SimpleSearch is the search engine for Hadoop. Vertascale’s SimpleSearch provides a powerful indexing and real-time search capability for semi-structured and mix-structured data stored in Amazon S3 or the Hadoop File System (HDFS). Compare the advantages of Vertascale’s SimpleSearch to traditional add-on search systems:
| Vertascale SimpleSearch™ | Traditional “Add-on” Search | ||
|---|---|---|---|
| Real-time query and powerful summary analysis: Find, explore and export large data sets quickly with a web-based application. Summary Analysis delivers a visual snapshot of millions of scattered records, instantly and concisely. | Yes | No | |
| Cost effective: Free to start, pay only for what you use.
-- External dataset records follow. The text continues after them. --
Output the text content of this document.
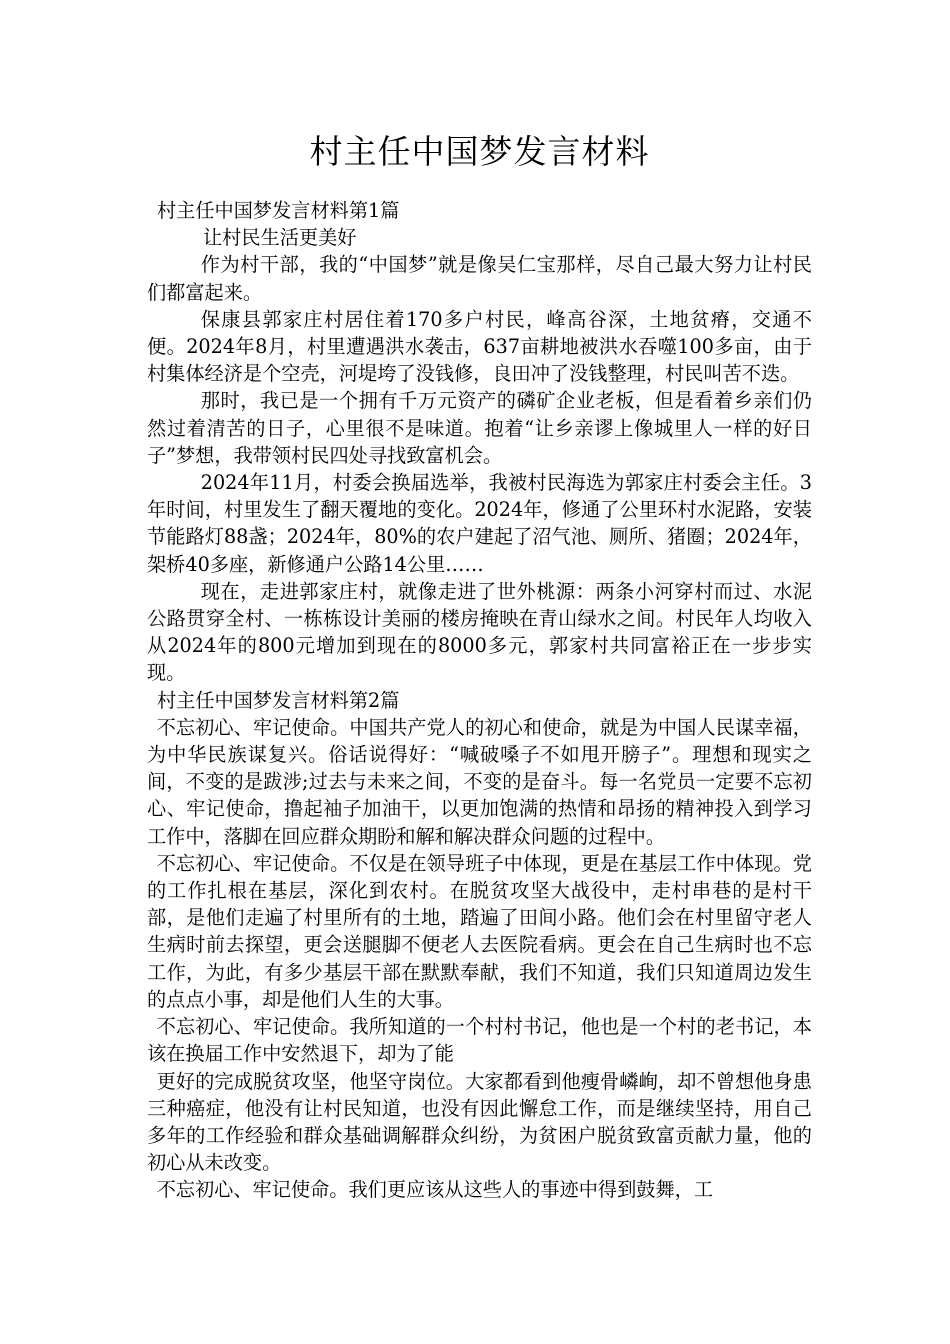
村主任中国梦发言材料

村主任中国梦发言材料第1篇

让村民生活更美好

作为村干部，我的“中国梦”就是像吴仁宝那样，尽自己最大努力让村民们都富起来。

保康县郭家庄村居住着170多户村民，峰高谷深，土地贫瘠，交通不便。2024年8月，村里遭遇洪水袭击，637亩耕地被洪水吞噬100多亩，由于村集体经济是个空壳，河堤垮了没钱修，良田冲了没钱整理，村民叫苦不迭。

那时，我已是一个拥有千万元资产的磷矿企业老板，但是看着乡亲们仍然过着清苦的日子，心里很不是味道。抱着“让乡亲谬上像城里人一样的好日子”梦想，我带领村民四处寻找致富机会。

2024年11月，村委会换届选举，我被村民海选为郭家庄村委会主任。3年时间，村里发生了翻天覆地的变化。2024年，修通了公里环村水泥路，安装节能路灯88盏；2024年，80%的农户建起了沼气池、厕所、猪圈；2024年，架桥40多座，新修通户公路14公里……

现在，走进郭家庄村，就像走进了世外桃源：两条小河穿村而过、水泥公路贯穿全村、一栋栋设计美丽的楼房掩映在青山绿水之间。村民年人均收入从2024年的800元增加到现在的8000多元，郭家村共同富裕正在一步步实现。

村主任中国梦发言材料第2篇

不忘初心、牢记使命。中国共产党人的初心和使命，就是为中国人民谋幸福，为中华民族谋复兴。俗话说得好：“喊破嗓子不如甩开膀子”。理想和现实之间，不变的是跋涉;过去与未来之间，不变的是奋斗。每一名党员一定要不忘初心、牢记使命，撸起袖子加油干，以更加饱满的热情和昂扬的精神投入到学习工作中，落脚在回应群众期盼和解和解决群众问题的过程中。

不忘初心、牢记使命。不仅是在领导班子中体现，更是在基层工作中体现。党的工作扎根在基层，深化到农村。在脱贫攻坚大战役中，走村串巷的是村干部，是他们走遍了村里所有的土地，踏遍了田间小路。他们会在村里留守老人生病时前去探望，更会送腿脚不便老人去医院看病。更会在自己生病时也不忘工作，为此，有多少基层干部在默默奉献，我们不知道，我们只知道周边发生的点点小事，却是他们人生的大事。

不忘初心、牢记使命。我所知道的一个村村书记，他也是一个村的老书记，本该在换届工作中安然退下，却为了能

更好的完成脱贫攻坚，他坚守岗位。大家都看到他瘦骨嶙峋，却不曾想他身患三种癌症，他没有让村民知道，也没有因此懈怠工作，而是继续坚持，用自己多年的工作经验和群众基础调解群众纠纷，为贫困户脱贫致富贡献力量，他的初心从未改变。

不忘初心、牢记使命。我们更应该从这些人的事迹中得到鼓舞，工
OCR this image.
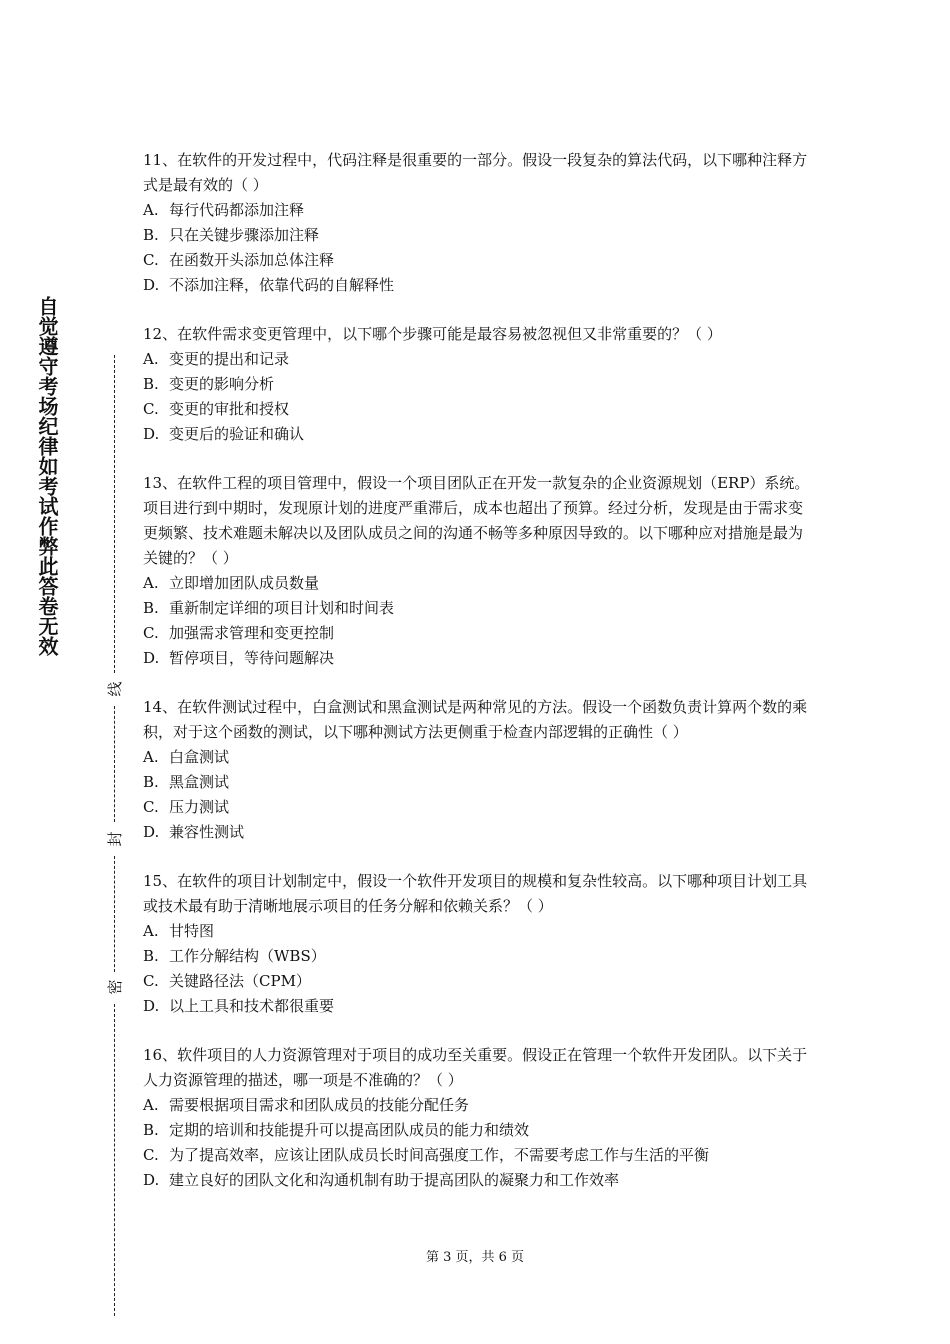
自觉遵守考场纪律如考试作弊此答卷无效
线
封
密

11、在软件的开发过程中，代码注释是很重要的一部分。假设一段复杂的算法代码，以下哪种注释方式是最有效的（ ）

A. 每行代码都添加注释

B. 只在关键步骤添加注释

C. 在函数开头添加总体注释

D. 不添加注释，依靠代码的自解释性

12、在软件需求变更管理中，以下哪个步骤可能是最容易被忽视但又非常重要的？（ ）

A. 变更的提出和记录

B. 变更的影响分析

C. 变更的审批和授权

D. 变更后的验证和确认

13、在软件工程的项目管理中，假设一个项目团队正在开发一款复杂的企业资源规划（ERP）系统。项目进行到中期时，发现原计划的进度严重滞后，成本也超出了预算。经过分析，发现是由于需求变更频繁、技术难题未解决以及团队成员之间的沟通不畅等多种原因导致的。以下哪种应对措施是最为关键的？（ ）

A. 立即增加团队成员数量

B. 重新制定详细的项目计划和时间表

C. 加强需求管理和变更控制

D. 暂停项目，等待问题解决

14、在软件测试过程中，白盒测试和黑盒测试是两种常见的方法。假设一个函数负责计算两个数的乘积，对于这个函数的测试，以下哪种测试方法更侧重于检查内部逻辑的正确性（ ）

A. 白盒测试

B. 黑盒测试

C. 压力测试

D. 兼容性测试

15、在软件的项目计划制定中，假设一个软件开发项目的规模和复杂性较高。以下哪种项目计划工具或技术最有助于清晰地展示项目的任务分解和依赖关系？（ ）

A. 甘特图

B. 工作分解结构（WBS）

C. 关键路径法（CPM）

D. 以上工具和技术都很重要

16、软件项目的人力资源管理对于项目的成功至关重要。假设正在管理一个软件开发团队。以下关于人力资源管理的描述，哪一项是不准确的？（ ）

A. 需要根据项目需求和团队成员的技能分配任务

B. 定期的培训和技能提升可以提高团队成员的能力和绩效

C. 为了提高效率，应该让团队成员长时间高强度工作，不需要考虑工作与生活的平衡

D. 建立良好的团队文化和沟通机制有助于提高团队的凝聚力和工作效率

第 3 页，共 6 页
No new hardware to purchase or install. Runs on AWS or your existing Hadoop stack. | Yes | No | |
| Scalability: Easily scales to index large volumes of data without the need for complex sharding and replication | Yes | No | |
| Integration: Connects directly to Amazon S3 or HDFS to index and query data in place. No new ETL to manage. Not a separate system. | Yes | No | |
| Powered by Hadoop: Uses Hadoop MapReduce to build a scalable, distributed index that supports real-time query and analysis | Yes | No |
Meeting the Challenges of Search @ Scale
Traditional approaches to search were conceived over thirty years ago. Commodity storage and distributed computing systems that we take for granted today just didn’t exist. The design emphasis of these early systems was on building as concise an index as possible, and relying on real time computation to minimize storage requirements.
As data volumes have continued to grow, traditional approaches to search have become prohibitively expensive to implement and scale. VertaScale’s SimpleSearch technology takes advantage of the latest advances in distributed computing and commodity storage to build a more efficient distributed index that can scale to meet the needs of today’s Big Data environments.